Спасибо, что хоть выбор был прост. Перед кончиной деда у них состоялся разговор. Держать таверну ему было не по годам, да он и сам знал, чего по-настоящему хочет.
– Тебя тянет в море? – вздохнул старик. – Что ж, в твои годы мне хотелось того же. – И он назвал мальчику имена двух морских капитанов. – Они меня знают. Просто назовись, и о тебе позаботятся.
Тут-то и крылась ошибка. Он был слишком нетерпелив. От таверны он избавился быстро, так как помещение только арендовали. И в городе его больше ничто не держало. Поэтому в начале марта, едва переменилась погода, он решил тронуться в путь. Дед хранил свои скромные сбережения и немногочисленные ценности в сундучке. Гудзон отдал его на хранение лучшему другу деда – пекарю, который жил возле таверны. После этого он был свободен.
Капитанов не оказалось в порту, и он сговорился с другим, так что отбыл из Нью-Йорка семнадцатого числа, в день святого Патрика. Плавание прошло неплохо. Они достигли Ямайки, распродали груз и пустились в обратный путь, взяв курс на Подветренные острова[21]. Но там корабль пришлось ремонтировать. С Гудзоном расплатились, и он перешел на другой, направлявшийся вдоль побережья к Нью-Йорку и Бостону.
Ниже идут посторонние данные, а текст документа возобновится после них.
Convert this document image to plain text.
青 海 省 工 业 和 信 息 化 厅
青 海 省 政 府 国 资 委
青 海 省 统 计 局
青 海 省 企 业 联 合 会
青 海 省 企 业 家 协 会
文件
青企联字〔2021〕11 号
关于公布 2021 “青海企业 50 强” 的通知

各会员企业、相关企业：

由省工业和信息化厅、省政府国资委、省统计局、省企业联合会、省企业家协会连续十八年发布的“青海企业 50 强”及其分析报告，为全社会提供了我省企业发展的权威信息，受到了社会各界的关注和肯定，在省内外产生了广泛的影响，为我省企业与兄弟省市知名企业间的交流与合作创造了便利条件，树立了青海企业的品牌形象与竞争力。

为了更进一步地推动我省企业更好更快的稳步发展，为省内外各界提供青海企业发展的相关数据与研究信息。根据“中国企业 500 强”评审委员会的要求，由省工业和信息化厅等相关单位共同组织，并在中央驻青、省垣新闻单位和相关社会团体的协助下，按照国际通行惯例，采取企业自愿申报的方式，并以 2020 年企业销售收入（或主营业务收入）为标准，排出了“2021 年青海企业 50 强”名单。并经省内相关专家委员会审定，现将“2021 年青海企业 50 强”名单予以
Там ему преподали урок. Капитан оказался горьким пьяницей. Они едва достигли Чесапика, а буря уже дважды чуть не потопила корабль. Команде не собирались платить до самого Бостона, но Гудзон еще до Нью-Йорка решил выйти из игры и сбежал с корабля. У него остались деньги за прошлое плавание, и он рассудил, что сумеет прожить в Нью-Йорке до прибытия одного из дедовых капитанов.
Нынешним утром он и удрал. Главным было несколько дней продержаться подальше от порта, пока не уйдет его теперешний корабль со своим запойным хозяином. В конце концов, он был свободным человеком, пускай и негром.
В середине дня он отправился к пекарю. Там он застал пекарского сынка, парнишку своих же лет. Тот почему-то посмотрел на него странно. Он спросил пекаря, но мальчишка замотал головой:
– Он уже месяц как помер. Всеми делами ведает мать.
Гудзон выразил соболезнования и объяснил, что пришел за сундучком. Но паренек лишь пожал плечами:
– Не знаю никакого сундучка.
Гудзону показалось, что он врет. Он спросил, где найти вдову пекаря. Ушла, будет завтра. А можно поискать сундучок? Нет. И тут случилось престранное дело. Особой дружбы между ними не было, но они знали друг друга почти с пеленок. Мальчишка взял и набросился на него, словно прошлого не существовало.
– На твоем месте, ниггер, – сказал он злобно, – я бы держался поосторожнее.